Hopefully you already have an emergency fund setup, preferably in an online bank that’s paying higher than average interest.  If not, it’s important to start this journey by putting this leftover money into your online savings account until you have three to six months of funds saved away (six to 12 if you’re self-employed).

But as soon as you have your emergency funds stashed away, start squirrelling this cash away in an index fund.  There are tons of them out there.  We use VTSAX from Vanguard – they have low fees and easy investment options.  This fund does require an initial investment of $10,000 so you may need to use one of the other versions like VTI the EFT.  There are plenty of options and strategies available to the new investor, and we’ll cover some of them in another post on our site.

Quick Start Guide

Looking for the quick start guide for Financial Independence?  Here it is:

  1. Know the numbers.  List all your income and expenses.  Subtract your monthly expenses from your monthly passive income.  These is how far away from Financial Independence you are.
  2. Cut the fat. Lower monthly expenses.  If you have credit card or auto loans use this money to make additional payments to your debt.  It’s called a debt snowball.
  3. Show me the money. In addition to decreasing your expenses, increase your income.  This makes the whole process quicker.  Again if you have debts use this extra money to pay those down, this includes using any bonuses or tax refunds!
  4. Multiply your passive income.  Once you have paid down your debt, use the extra cash to start saving and invest.  Use index funds and/or EFTs.  Your money will now (hopefully) be multiplied month after month and year after year.

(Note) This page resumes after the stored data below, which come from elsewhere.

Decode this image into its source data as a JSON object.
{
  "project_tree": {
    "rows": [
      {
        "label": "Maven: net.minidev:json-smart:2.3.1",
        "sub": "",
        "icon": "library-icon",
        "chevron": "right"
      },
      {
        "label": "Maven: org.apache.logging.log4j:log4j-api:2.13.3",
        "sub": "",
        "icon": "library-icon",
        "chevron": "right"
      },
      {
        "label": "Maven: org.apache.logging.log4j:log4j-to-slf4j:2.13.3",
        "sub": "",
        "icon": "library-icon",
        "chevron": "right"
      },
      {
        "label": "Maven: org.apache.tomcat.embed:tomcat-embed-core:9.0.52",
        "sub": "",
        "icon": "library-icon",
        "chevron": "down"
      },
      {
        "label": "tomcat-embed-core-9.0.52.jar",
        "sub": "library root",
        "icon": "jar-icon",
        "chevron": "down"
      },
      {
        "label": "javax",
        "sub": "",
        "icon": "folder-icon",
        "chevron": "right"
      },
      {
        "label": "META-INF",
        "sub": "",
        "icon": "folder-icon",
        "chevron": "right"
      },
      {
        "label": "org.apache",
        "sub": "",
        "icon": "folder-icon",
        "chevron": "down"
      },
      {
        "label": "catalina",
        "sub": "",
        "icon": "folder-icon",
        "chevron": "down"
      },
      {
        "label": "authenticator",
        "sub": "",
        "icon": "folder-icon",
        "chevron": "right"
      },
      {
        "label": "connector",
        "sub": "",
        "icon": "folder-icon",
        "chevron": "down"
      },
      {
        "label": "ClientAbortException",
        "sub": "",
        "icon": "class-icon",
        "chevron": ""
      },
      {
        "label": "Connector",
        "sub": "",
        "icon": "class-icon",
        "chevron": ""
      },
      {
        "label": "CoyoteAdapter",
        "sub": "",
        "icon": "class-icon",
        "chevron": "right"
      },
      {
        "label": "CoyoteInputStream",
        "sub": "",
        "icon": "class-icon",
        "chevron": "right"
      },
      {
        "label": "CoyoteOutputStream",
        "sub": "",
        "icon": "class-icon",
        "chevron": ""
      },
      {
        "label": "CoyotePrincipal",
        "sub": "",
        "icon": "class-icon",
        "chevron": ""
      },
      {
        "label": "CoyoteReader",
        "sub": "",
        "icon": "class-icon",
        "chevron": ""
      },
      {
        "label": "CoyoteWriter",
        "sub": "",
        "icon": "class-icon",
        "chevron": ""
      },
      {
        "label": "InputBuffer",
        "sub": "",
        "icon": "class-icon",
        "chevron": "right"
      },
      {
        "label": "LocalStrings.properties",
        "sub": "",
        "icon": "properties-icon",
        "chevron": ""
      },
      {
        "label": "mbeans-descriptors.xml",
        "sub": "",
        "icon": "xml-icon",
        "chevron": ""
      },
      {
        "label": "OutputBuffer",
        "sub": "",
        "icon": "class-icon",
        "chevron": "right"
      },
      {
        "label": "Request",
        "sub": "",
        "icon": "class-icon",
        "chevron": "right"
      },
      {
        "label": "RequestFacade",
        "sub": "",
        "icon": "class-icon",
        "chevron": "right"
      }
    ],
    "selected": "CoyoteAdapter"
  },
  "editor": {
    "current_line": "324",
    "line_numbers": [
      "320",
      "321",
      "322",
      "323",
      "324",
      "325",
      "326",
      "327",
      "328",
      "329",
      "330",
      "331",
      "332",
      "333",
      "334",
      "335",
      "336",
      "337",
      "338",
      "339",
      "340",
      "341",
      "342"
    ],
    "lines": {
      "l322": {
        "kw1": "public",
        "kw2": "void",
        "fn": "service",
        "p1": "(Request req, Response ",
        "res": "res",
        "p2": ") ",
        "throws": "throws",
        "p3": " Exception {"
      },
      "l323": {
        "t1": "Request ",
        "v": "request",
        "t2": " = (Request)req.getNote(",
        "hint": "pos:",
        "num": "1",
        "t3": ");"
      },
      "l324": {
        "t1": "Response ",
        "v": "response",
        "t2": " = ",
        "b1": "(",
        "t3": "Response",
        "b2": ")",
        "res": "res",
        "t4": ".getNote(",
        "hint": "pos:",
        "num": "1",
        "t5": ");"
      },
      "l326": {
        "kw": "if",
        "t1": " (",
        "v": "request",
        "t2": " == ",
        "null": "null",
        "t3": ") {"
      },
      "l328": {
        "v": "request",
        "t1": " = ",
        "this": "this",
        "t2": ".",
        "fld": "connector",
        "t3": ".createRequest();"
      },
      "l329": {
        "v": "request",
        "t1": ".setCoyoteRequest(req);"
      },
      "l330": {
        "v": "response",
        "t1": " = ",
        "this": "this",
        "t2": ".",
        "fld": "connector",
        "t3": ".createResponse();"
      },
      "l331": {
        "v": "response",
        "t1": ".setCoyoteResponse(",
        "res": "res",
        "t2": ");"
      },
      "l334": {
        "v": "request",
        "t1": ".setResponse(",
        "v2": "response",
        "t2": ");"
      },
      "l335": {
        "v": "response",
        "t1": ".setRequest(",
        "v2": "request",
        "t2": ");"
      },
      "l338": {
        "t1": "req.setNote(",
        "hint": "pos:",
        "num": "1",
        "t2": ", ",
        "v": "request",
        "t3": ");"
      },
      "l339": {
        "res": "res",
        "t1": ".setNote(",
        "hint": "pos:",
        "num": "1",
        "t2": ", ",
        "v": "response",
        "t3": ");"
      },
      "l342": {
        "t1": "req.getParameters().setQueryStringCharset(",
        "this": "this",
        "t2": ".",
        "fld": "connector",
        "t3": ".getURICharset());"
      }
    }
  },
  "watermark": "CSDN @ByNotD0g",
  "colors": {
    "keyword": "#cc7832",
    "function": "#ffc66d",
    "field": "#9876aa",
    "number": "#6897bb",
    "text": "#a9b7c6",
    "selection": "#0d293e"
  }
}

Here are some tools and resources that we use.

Personal Capital – we use Personal Capital to track my Net Worth and they have a great Retirement Planner as well.

We use Vanguard for our index funds and ETFs


As you grow your monthly investments and they start compounding over and over,  and you lower your expenses, the FF number you calculated in step one will go from a negative number to a positive number.  Once that happens you are technically financially free.  However you can’t just stop there, as life and situations change, so you need to always be watchful.  If your expenses increase or your passive income decrease you may find your FF number has turned negative again.